暗号通貨関連のMCPに固有のセキュリティポイント

暗号通貨関連のMCPは通常、暗号通貨ウォレットを管理する機能があり、高リスクです。

• 秘密鍵の保護：🟥 Scryptなどの秘密鍵のセキュリティ保護対策を強化します。
• ウォレットの生成セキュリティ：🟥 ニーモニックまたはウォレットの生成プロセスのセキュリティ保証。
• ウォレット情報のプライバシー：🟥 ウォレット情報のプライバシーを保護し、ウォレット情報をサードパーティインターフェイスにリクエストするときに適切なフィルタリングを行う必要があります。

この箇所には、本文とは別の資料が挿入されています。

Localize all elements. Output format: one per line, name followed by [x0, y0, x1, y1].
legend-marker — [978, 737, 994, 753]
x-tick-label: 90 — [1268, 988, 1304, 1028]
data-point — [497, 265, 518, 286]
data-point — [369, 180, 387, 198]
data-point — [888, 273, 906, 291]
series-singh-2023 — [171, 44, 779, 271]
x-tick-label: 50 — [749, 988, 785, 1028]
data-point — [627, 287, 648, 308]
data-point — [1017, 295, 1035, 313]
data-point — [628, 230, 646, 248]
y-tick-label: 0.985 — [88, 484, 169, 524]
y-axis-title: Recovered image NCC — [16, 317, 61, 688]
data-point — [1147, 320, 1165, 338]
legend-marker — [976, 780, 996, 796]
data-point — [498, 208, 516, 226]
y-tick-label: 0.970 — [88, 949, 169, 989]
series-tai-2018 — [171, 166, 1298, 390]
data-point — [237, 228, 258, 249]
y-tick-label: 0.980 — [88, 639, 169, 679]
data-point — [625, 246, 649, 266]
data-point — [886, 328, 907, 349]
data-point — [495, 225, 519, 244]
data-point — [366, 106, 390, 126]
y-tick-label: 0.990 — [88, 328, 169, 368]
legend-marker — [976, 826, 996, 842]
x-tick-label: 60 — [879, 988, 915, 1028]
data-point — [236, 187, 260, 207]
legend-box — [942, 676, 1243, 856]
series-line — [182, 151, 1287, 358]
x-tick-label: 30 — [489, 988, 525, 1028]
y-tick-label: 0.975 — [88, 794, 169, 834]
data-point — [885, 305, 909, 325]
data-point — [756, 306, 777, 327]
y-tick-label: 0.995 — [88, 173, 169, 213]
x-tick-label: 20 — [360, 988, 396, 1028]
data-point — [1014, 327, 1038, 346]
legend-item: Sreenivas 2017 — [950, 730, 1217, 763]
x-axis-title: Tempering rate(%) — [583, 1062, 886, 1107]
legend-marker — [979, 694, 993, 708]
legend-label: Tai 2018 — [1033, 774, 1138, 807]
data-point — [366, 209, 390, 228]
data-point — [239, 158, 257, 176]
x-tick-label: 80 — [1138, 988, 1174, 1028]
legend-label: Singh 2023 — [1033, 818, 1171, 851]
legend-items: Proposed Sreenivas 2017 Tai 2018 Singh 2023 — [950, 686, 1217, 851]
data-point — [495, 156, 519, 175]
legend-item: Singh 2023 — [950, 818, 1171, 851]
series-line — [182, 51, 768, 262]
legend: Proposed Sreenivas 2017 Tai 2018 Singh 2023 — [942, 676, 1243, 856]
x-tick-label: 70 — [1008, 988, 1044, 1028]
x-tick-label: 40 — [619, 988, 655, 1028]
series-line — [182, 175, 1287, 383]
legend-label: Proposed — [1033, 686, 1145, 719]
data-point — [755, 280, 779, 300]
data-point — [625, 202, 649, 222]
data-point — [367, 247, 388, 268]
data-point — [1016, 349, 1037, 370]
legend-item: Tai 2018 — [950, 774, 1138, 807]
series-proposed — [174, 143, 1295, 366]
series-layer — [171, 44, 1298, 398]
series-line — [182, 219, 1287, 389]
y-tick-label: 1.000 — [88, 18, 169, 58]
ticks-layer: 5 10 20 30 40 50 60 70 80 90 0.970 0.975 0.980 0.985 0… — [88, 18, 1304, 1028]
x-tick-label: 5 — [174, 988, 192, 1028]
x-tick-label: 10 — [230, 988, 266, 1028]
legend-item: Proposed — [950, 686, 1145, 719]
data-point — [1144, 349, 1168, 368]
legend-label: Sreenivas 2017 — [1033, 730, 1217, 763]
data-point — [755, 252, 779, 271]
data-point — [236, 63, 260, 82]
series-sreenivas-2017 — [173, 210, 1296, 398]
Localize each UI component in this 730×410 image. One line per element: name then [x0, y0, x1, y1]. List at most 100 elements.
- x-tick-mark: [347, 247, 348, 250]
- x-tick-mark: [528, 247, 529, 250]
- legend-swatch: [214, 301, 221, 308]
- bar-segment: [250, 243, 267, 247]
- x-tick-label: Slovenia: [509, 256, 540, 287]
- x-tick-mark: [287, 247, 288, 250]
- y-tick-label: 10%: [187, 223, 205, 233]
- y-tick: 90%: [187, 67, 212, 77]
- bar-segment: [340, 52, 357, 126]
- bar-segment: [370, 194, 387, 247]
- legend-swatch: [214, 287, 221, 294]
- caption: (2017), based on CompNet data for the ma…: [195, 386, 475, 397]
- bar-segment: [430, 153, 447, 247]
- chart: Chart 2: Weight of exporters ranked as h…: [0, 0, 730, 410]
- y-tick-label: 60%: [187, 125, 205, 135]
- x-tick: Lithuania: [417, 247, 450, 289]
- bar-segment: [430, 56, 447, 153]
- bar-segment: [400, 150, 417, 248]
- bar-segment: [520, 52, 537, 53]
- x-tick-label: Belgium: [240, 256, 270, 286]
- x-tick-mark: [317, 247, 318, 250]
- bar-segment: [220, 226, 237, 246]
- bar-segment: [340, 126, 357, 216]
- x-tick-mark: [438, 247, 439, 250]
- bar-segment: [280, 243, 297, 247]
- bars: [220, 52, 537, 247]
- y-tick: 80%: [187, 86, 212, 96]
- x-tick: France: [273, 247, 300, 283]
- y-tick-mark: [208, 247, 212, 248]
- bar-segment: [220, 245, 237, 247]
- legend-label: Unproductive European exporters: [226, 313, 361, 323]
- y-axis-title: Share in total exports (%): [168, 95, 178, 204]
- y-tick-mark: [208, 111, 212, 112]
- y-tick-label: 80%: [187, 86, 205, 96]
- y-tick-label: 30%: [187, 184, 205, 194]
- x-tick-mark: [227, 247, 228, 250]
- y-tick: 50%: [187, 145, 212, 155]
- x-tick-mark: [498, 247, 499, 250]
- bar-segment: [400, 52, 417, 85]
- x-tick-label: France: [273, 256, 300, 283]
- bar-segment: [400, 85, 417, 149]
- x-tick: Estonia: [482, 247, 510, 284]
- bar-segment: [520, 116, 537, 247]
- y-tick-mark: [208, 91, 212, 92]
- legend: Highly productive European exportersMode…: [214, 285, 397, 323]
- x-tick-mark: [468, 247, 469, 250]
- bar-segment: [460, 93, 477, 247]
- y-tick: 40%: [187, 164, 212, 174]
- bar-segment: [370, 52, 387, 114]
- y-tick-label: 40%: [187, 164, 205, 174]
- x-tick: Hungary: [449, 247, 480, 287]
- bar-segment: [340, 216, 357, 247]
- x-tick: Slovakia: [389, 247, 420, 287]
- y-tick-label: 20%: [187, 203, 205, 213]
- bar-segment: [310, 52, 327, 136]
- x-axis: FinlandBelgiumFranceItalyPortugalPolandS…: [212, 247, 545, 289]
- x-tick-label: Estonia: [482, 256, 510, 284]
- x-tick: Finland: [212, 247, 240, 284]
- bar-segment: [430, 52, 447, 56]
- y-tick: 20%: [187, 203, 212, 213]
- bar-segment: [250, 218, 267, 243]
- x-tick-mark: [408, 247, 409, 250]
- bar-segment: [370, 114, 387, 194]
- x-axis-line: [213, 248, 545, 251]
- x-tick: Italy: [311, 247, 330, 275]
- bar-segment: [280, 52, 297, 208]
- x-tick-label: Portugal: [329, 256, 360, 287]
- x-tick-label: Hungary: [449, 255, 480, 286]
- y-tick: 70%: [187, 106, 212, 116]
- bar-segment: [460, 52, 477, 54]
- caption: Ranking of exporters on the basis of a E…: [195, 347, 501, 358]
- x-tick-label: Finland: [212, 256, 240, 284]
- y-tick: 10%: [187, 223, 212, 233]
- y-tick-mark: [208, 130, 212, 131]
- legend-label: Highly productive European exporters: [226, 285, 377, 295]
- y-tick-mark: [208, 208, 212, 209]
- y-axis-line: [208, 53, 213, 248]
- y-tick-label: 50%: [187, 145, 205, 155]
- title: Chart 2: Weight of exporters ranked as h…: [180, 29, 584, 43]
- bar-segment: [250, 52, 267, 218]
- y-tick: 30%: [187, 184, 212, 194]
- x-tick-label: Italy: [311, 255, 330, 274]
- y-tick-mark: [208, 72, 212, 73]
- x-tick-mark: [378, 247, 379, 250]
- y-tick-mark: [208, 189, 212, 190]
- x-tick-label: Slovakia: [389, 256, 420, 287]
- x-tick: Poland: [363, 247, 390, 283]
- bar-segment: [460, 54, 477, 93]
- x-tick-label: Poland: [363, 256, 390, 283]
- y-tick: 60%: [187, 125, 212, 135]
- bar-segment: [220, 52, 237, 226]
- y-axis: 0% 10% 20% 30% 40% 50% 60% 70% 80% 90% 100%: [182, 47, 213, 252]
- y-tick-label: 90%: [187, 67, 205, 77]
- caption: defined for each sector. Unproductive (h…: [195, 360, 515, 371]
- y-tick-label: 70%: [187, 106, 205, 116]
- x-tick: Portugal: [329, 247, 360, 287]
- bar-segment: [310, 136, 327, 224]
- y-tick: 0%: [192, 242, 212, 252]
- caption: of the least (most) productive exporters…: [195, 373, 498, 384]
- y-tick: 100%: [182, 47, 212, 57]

• 送金情報の確認：🟥 チェーン上または取引所の送金署名情報は完全に表示して確認する必要があります。
• 資金操作の検証：🟥 重要な資金操作には、GoogleAuthenticatorなどの2段階認証が必要です。
• ローカルモデルのプライバシー保護：🔶 ローカル大規模モデルを使用してプライバシーデータを保護し、サードパーティの大規模モデルベンダーがウォレット情報などの機密情報を取得するのを防ぎます。
• 従来のウォレットとの互換性：🔶 従来のウォレットとの安全な互換性（従来のウォレットを使用した署名操作のサポートなど）。